Nella Giornata della Memoria, l'ambasciatore d'Italia in Ucraina, Carlo Formosa, ha preso parte alla commemorazione delle vittime dell'Olocausto da parte del presidente Volodymyr Zelensky, delle alte cariche dello Stato e del corpo diplomatico.

La cerimonia si è svolta presso il memoriale di Babin Yar, una gola naturale presso Kiev dove, durante l'occupazione nazista dell'Ucraina, circa 150mila vittime furono massacrate.

Vasilii Grossman, corrispondente di guerra ucraino, al ritorno nell'Ucraina liberata scrisse: "L'antisemitismo è lo specchio dei fallimenti degli individui, delle società, degli Stati: dimmi di che cosa accusi gli ebrei e ti dirò di che cosa sei colpevole".
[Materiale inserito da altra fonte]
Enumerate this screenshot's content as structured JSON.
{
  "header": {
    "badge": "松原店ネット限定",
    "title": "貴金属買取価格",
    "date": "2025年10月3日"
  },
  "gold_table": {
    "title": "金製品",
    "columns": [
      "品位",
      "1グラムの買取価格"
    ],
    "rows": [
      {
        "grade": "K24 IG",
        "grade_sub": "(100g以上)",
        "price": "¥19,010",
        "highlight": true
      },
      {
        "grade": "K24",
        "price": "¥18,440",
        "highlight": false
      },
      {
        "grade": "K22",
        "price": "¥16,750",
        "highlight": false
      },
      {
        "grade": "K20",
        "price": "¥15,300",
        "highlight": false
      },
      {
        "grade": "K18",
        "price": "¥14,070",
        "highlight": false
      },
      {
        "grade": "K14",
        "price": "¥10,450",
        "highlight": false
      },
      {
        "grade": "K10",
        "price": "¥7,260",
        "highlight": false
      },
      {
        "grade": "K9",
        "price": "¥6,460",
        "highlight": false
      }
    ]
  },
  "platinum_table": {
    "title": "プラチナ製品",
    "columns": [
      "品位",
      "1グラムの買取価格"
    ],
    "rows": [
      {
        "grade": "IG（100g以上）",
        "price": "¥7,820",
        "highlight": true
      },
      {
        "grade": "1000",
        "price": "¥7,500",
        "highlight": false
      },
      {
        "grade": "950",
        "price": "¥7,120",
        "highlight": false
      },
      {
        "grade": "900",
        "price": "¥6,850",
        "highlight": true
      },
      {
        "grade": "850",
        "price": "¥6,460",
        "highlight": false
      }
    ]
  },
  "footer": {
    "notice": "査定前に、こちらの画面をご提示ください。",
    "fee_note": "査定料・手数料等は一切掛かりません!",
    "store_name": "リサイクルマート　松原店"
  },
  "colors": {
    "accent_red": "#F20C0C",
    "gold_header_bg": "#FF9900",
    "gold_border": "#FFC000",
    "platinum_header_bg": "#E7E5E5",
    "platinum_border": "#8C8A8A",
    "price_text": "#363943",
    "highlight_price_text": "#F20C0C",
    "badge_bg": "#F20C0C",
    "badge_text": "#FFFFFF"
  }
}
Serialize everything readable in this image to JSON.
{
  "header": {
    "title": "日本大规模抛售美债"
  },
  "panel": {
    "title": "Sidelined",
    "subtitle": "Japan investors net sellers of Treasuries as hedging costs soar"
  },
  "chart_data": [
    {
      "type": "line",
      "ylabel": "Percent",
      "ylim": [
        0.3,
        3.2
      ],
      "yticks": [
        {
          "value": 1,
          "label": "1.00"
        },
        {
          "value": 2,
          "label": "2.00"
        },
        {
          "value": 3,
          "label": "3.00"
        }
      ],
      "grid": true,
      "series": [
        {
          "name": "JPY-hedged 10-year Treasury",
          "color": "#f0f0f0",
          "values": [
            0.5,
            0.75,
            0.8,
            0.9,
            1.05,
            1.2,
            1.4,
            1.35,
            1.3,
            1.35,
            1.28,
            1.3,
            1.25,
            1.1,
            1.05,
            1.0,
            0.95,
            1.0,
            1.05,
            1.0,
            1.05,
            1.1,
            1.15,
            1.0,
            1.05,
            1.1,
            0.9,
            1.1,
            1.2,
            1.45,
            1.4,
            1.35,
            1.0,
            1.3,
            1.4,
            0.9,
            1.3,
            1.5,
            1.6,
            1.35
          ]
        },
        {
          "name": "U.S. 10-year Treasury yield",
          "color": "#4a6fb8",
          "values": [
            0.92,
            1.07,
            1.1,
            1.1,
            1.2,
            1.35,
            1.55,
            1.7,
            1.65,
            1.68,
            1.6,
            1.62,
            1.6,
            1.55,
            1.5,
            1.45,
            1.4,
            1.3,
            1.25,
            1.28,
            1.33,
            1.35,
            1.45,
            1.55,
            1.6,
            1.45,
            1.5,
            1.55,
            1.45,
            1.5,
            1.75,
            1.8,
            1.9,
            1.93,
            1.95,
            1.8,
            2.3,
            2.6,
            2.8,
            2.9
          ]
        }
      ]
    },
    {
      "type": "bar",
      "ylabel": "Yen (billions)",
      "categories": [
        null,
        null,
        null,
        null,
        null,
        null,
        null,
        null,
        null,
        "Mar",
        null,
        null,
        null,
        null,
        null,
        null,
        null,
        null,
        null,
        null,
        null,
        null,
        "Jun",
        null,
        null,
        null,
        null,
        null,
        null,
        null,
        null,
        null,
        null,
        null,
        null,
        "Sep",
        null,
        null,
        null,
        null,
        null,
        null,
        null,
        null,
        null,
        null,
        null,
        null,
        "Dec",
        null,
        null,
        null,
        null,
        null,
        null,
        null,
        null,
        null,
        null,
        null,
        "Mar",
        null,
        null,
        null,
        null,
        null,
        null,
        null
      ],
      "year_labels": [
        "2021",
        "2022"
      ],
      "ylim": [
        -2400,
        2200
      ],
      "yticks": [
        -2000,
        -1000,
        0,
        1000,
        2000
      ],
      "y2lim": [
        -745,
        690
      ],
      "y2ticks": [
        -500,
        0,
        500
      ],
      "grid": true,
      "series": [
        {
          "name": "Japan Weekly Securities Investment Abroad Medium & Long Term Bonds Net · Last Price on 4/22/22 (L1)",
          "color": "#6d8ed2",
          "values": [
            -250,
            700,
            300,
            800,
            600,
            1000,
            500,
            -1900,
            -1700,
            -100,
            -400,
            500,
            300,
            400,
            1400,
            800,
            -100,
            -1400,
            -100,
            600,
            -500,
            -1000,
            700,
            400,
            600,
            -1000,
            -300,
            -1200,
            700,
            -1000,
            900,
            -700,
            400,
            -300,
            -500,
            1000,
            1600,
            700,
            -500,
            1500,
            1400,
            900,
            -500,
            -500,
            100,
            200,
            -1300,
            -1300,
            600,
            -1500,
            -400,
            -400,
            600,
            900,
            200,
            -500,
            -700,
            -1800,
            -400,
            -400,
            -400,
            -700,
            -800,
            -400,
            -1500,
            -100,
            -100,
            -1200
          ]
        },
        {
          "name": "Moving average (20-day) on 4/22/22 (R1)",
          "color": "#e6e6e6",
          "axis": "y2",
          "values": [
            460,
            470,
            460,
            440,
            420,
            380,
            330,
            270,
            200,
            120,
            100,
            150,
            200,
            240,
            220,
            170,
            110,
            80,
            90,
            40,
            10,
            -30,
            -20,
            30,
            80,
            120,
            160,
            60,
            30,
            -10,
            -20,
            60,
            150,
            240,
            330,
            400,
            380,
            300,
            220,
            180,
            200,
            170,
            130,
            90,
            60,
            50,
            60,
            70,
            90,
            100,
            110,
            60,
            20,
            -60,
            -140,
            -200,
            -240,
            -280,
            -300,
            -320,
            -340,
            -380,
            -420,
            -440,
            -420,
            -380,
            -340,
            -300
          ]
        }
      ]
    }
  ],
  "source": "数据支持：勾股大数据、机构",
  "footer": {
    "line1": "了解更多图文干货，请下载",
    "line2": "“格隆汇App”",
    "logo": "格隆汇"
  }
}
L'ambasciatore Carlo Formosa ha tenuto a ricordare come anche dalla tragedia dell'Olocausto, dall'addossare ogni colpa a determinate categorie di cittadini, ebrei, minoranze nazionali, oppositori politici, dissidenti religiosi, omosessuali e disabili, sia sorta la nostra Europa moderna, democratica e inclusiva.

Successivamente, per offrire ulteriori spunti di riflessione e un'occasione per stare insieme in un inverno rigido e segnato da pesanti interruzioni di energia, l'Ambasciata d'Italia e l'Istituto di Cultura proiettano nella Capitale ucraina il capolavoro di Roberto Benigni "La vita è bella", premio Oscar.